Wirgin was founded by the brothers Heinrich, Max and Josef Wirgin in 1920. based in the Hessian capital Wiesbaden and made a line of quite inexpensive 35mm SLRs from the 1950s to the 1970s, including the Edixa Reflex and Edixa-Mat Reflex. Wirgin was West Germany's main producer of SLRs with focal plane shutter.

Wirgin is still known for its brands Wirgin and Edixa, and for its camera types like the Edina, the Edinex or the Gewirette. It also produced some of the lenses for its cameras, among them several M42 screw mount lenses.

Wirgin introduced their first distinctive camera in 1927, the Edinex, which they produced also as Adrette for Adox. In 1934 the company surprised the market with a very small viewfinder camera for type 127 film, the Gewirette. From the mid-1930s it also made Edinex 35mm viewfinder cameras. These came equipped with Wirgin Gewironar lens and Compur shutter or Steinheil Culminar lens (alike Tessar) with Prontor shutter.

In 1938 Heinrich and Josef Wirgin were still in charge of their company in Wiesbaden. However, the Nazi persecution of the Jews compelled them to escape from Germany, with the help of one of their clerks. Max arrived in the US May 14, 1936, Max helped his brothers follow him to America. The Wirgin factory in Wiesbaden became incorporated into the Adox company.

After the war Heinrich Wirgin came back from America, now as Henry Wirgin, and refounded the Wirgin company in Wiesbaden.
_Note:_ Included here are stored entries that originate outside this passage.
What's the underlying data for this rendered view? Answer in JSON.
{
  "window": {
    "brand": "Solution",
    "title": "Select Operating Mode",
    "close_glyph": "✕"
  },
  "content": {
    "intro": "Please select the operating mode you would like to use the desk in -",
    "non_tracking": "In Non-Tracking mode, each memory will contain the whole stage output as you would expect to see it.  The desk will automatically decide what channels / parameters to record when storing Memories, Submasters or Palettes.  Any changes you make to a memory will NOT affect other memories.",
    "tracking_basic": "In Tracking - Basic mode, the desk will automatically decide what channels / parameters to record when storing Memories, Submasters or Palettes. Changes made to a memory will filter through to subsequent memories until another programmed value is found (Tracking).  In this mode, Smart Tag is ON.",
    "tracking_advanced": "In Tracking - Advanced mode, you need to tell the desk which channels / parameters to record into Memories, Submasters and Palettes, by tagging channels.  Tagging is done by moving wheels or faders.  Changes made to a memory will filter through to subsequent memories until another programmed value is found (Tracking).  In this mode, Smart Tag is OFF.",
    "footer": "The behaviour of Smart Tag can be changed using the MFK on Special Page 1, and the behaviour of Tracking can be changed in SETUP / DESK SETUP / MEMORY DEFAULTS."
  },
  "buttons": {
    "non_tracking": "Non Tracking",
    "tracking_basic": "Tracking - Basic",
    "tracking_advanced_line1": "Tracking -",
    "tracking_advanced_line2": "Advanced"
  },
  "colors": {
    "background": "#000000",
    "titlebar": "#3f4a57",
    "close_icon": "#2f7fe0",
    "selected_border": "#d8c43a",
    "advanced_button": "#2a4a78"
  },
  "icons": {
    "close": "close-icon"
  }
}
An administrative officer of the American occupied zone of Germany sent Heinz Waaske as promising aspirant to Wirgin. At that time Waaske had sold his prototype of a miniature camera to the Americans. In 1951 the talented mechanician Waaske became camera constructor. He constructed the company's first SLR, a model with focal plane shutter, the first camera like that in Western Germany. He also constructed a more elegant SLR prototype, and later a complicated electronically controlled SLR with Compur shutter, and a stereo rangefinder camera.

In 1962 Henry Wirgin bought Franka Kamerawerk. Several 35mm viewfinder cameras had been made in the Franka-Kamerawerk in Bayreuth/Oberfranken, for example the one visible in the picture at the right side of this page, an Edixa with builtin selenium meter and a lens with selectors for shutter speed, aperture and distance. Made in Bayreuth and Wiesbaden were the small Edixa cameras for 16mm film with removable coupled or uncoupled meter, all derived from an original model designed by Heinz Waaske in Wiesbaden and developed and produced in Wiesbaden and Bayreuth as Edixa 16, Franka 16, or, for the Karstadt warehouses, as Alka 16.

Waaske left Wirgin since Henry Wirgin had decided to give up camera production sooner or later. Wirgin granted the rights on a new 35mm viewfinder camera to Waaske. This camera was none less than the prototype of what became the famous Rollei 35. Waaske had constructed it at Wirgin company.

In 1967 the Franka-Werk was closed. In 1968 Henry Wirgin closed his original company and continued the production of some camera models in a new smaller plant. In 1971, shortly before its closing, the company introduced a quite modern but heavy SLR camera.

Henry Wirgin died in 1989, in the age of 90 years, in Wiesbaden. He had not only been one of the top entrepreneurs of the West German camera industry, he was also engaged in rewinning normal friendly relationships of non-Jewish Germans to Jewish citizens as chairman of the Society for German-Jewish co-operation.